Sverdrup’s friends are alarmed when they realize that the aristocratic consciousness suddenly inhabiting Will’s body is Amlodd’s—and that a school bully who’d fallen in with them (quite literally) is a troll. A red-eyed spirit in a clerical collar elucidates things a bit, for reasons of his own. As the story continues, the characters’ weaknesses and sins—fears, lusts, resentments—precipitate increasing disorder. The novel becomes much darker than any of the Harold Shea stories, and much more meaningful—for example, in the treatment of the theme of honor and shame.

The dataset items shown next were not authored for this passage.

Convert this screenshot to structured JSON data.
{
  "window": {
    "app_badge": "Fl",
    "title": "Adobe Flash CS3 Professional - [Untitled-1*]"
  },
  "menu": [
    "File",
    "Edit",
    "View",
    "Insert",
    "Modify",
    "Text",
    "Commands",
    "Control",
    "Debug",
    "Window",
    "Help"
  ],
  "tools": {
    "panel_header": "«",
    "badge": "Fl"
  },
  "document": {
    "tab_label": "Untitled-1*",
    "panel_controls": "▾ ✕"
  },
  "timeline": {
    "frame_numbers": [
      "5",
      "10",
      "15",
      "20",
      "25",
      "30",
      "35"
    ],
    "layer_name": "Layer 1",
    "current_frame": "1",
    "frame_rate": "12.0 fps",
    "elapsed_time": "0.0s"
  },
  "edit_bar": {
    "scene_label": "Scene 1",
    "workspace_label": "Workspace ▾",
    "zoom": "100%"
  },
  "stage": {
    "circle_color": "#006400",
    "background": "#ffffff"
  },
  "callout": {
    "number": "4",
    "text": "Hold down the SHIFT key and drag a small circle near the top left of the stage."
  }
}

Blood and Judgment refers to the Old Ones: mysterious beings who appear in Walker’s previous novels, The Year of the Warrior and Wolf Time. Year is a first installment of what Walker intends as an ongoing chronicle of Erling Skjalgsson, a Viking warrior of 1,000 years ago, written by an unheroic Irishman, Aillil. It is refreshing to read popular fantasy built on a foundation of solid historical research and love of the medieval Icelandic sagas. Wolf Time is a very-near-future thriller with exciting undertones of C. S. Lewis’s That Hideous Strength and even a suggestion of some of Owen Barfield’s speculations about the development of consciousness.

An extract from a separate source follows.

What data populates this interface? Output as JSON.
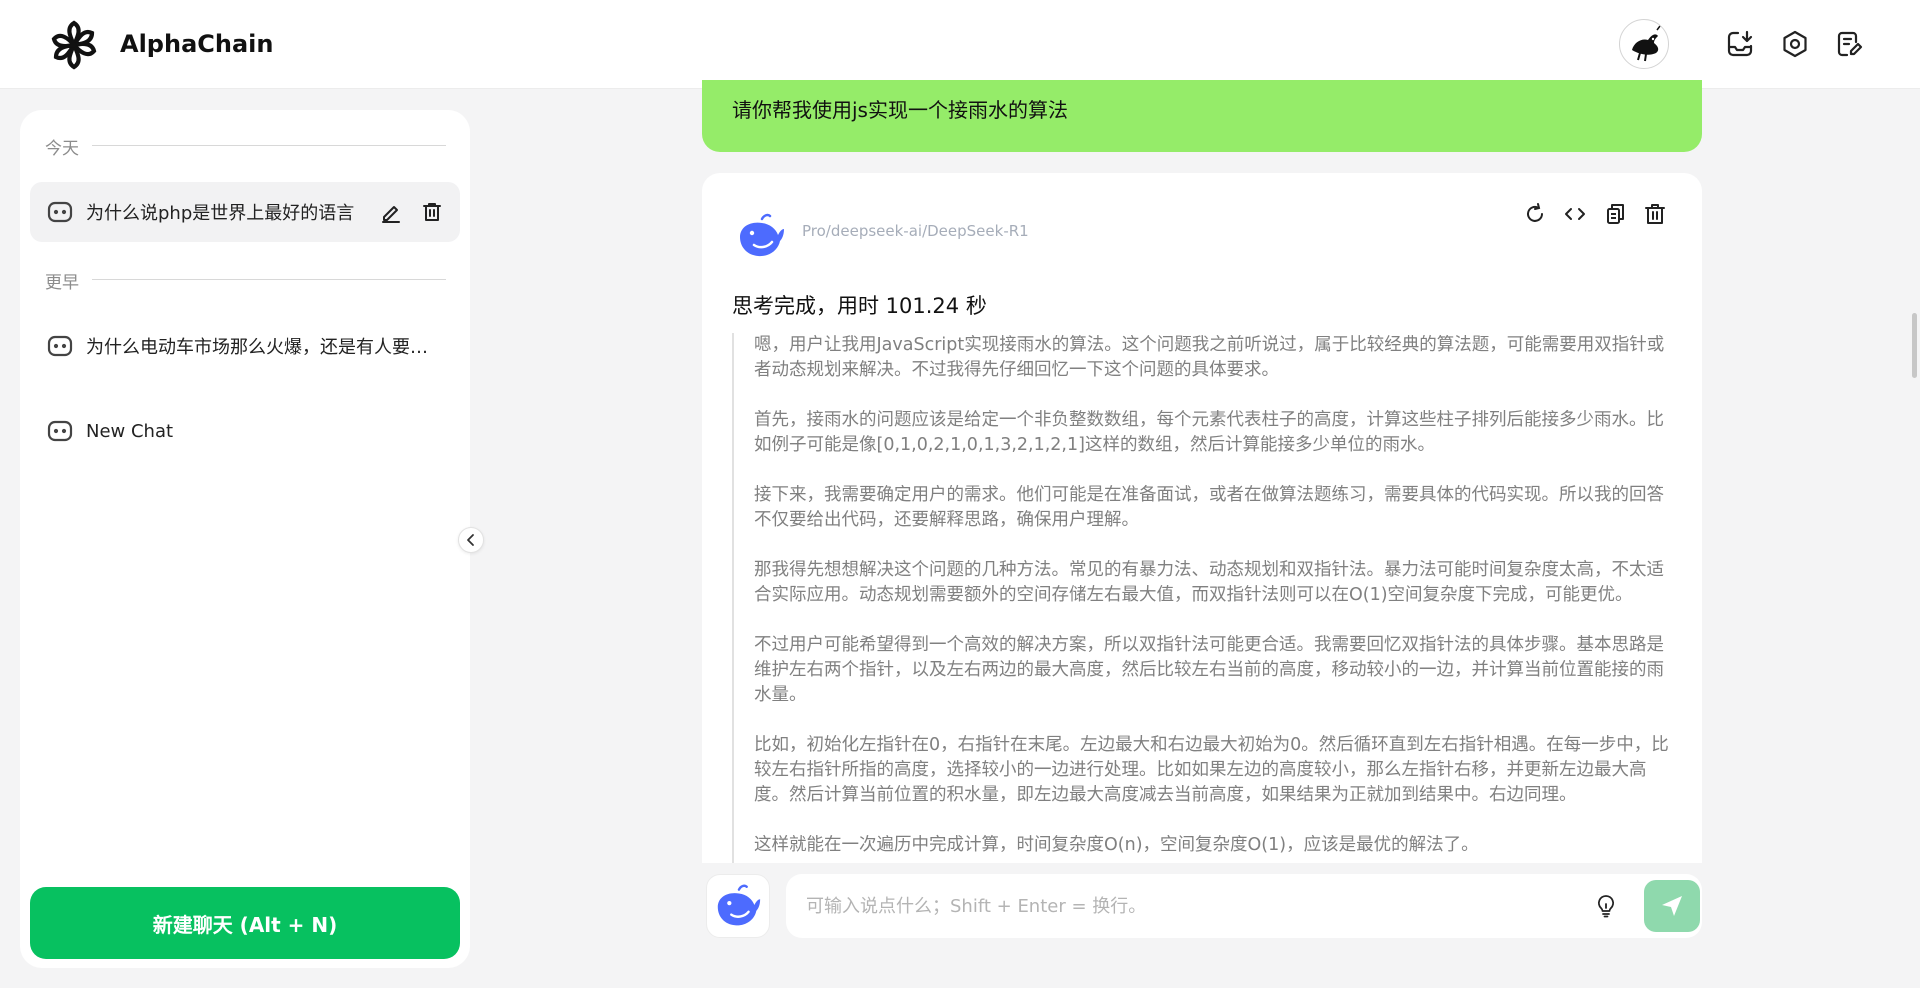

Walker is an Evangelical Christian and a Lutheran in the pietist tradition. In fact, his day job is with the Association of Free Lutheran Churches in Minneapolis. However, he has said, “I never believed that God gave me whatever gifts I may have in order to entertain fellow Christians. I want to confront the world with the claims of Jesus Christ.”
The degree to which he is able to do this, in books published by one of America’s most prominent science fiction houses, is amazing. At the end of the novel, Walker extends a warm but veiled invitation to readers offended by Blood and Judgment to remain friends: to non-Christians who may have their backs up about a character’s conversion—and perhaps to Christians who have been uneasy about the language and behavior of some of the characters. This reader looks forward to more fiction from Walker’s pen.
Dale Nelson is Associate Professor of Liberal Arts at Mayville State University in Mayville, North Dakota.